I am so excited for you to spend the next year in the”Catholic Bible.” Before you begin, let me explain first what makes a Catholic Bible a Catholic Bible.
Quite simply, an intact Bible meaning it contains all 73 Books of the Bible. These Bibles will be labeled Catholic Bible or will say, “with Deuterocanonicals/Apocrypha.” From EWTN, “In 1534, Martin Luther translated the Bible into German. He grouped the seven deuterocanonical books of the Old Testament under the title “Apocrypha,” declaring. “These are books which are not held equal to the Sacred Scriptures and yet are useful and good for reading.” Luther also categorized the New Testament books: those of God’s work of salvation (John, Romans, Galatians, Ephesians, I Peter, and I John); other canonical books (Matthew, Mark, Luke, Acts, rest of Pauline epistles, II Peter, and II John); a non-canonical books (Hebrews, James, Jude, Revelation, and books of the Old Testament).

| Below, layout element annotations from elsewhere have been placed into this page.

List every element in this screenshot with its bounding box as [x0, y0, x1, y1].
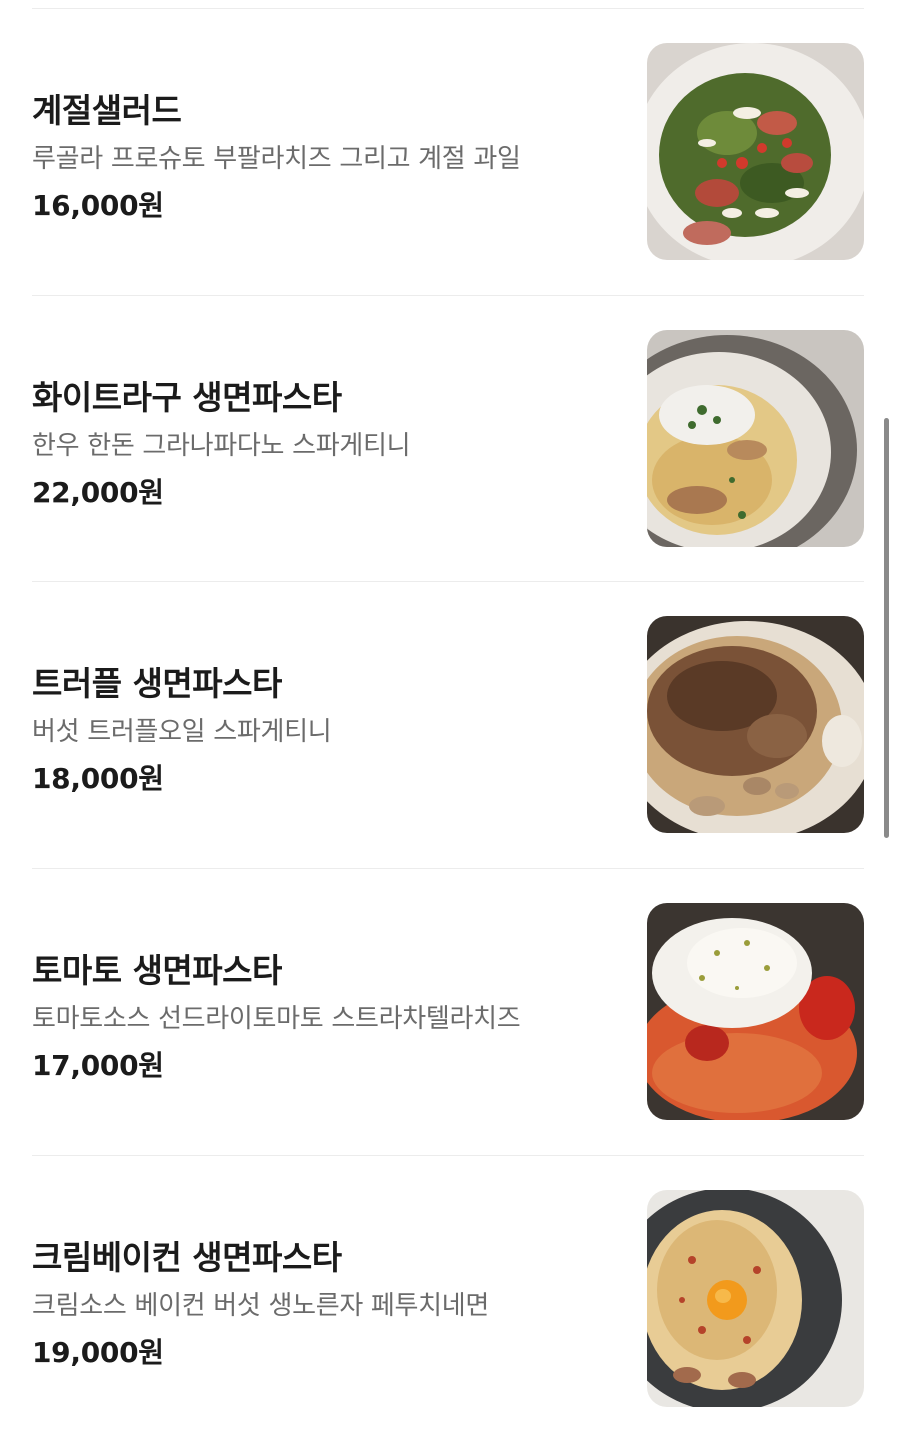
item-name: 토마토 생면파스타	[32, 951, 282, 990]
menu-item-tomato-pasta[interactable]: 토마토 생면파스타 토마토소스 선드라이토마토 스트라차텔라치즈 17,000원	[0, 868, 898, 1155]
menu-item-white-ragu-pasta[interactable]: 화이트라구 생면파스타 한우 한돈 그라나파다노 스파게티니 22,000원	[0, 295, 898, 582]
item-price: 19,000원	[32, 1336, 164, 1369]
item-description: 한우 한돈 그라나파다노 스파게티니	[32, 431, 411, 461]
item-description: 크림소스 베이컨 버섯 생노른자 페투치네면	[32, 1291, 490, 1321]
item-name: 화이트라구 생면파스타	[32, 378, 342, 417]
item-description: 루골라 프로슈토 부팔라치즈 그리고 계절 과일	[32, 144, 521, 174]
item-name: 계절샐러드	[32, 91, 182, 130]
item-price: 17,000원	[32, 1049, 164, 1082]
item-name: 크림베이컨 생면파스타	[32, 1238, 342, 1277]
item-price: 22,000원	[32, 476, 164, 509]
menu-list: 계절샐러드 루골라 프로슈토 부팔라치즈 그리고 계절 과일 16,000원 화…	[0, 0, 898, 1441]
item-description: 토마토소스 선드라이토마토 스트라차텔라치즈	[32, 1004, 521, 1034]
item-price: 16,000원	[32, 189, 164, 222]
item-name: 트러플 생면파스타	[32, 664, 282, 703]
white-ragu-pasta-photo[interactable]	[647, 330, 864, 547]
item-description: 버섯 트러플오일 스파게티니	[32, 717, 332, 747]
tomato-pasta-photo[interactable]	[647, 903, 864, 1120]
item-price: 18,000원	[32, 762, 164, 795]
scrollbar[interactable]	[884, 418, 889, 838]
truffle-pasta-photo[interactable]	[647, 616, 864, 833]
cream-bacon-pasta-photo[interactable]	[647, 1190, 864, 1407]
menu-item-seasonal-salad[interactable]: 계절샐러드 루골라 프로슈토 부팔라치즈 그리고 계절 과일 16,000원	[0, 8, 898, 295]
menu-item-cream-bacon-pasta[interactable]: 크림베이컨 생면파스타 크림소스 베이컨 버섯 생노른자 페투치네면 19,00…	[0, 1155, 898, 1442]
salad-photo[interactable]	[647, 43, 864, 260]
menu-item-truffle-pasta[interactable]: 트러플 생면파스타 버섯 트러플오일 스파게티니 18,000원	[0, 581, 898, 868]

Many Church historians speculate that Luther was prepared to drop what he called the “non-canonical books” of the New Testament but refrained from doing so because of possible political fallout. Why Luther took this course of action is hard to say. Some scholars believe Luther wanted to return to the “primitive faith,” and therefore accepted only those Old Testament books written in Hebrew originally; others speculate he wanted to remove anything that disagreed with his own theology. Nevertheless, his action had the permanent consequence of omitting the seven deuterocanonical books of the Old Testament in Protestant versions of the Bible.”
Even though Martin Luther grouped and then eventually removed seven Books of the Bible, he still thought they were of some value to be read, “These books which are not held equal to the Sacred Scriptures and yet are useful and good for reading.”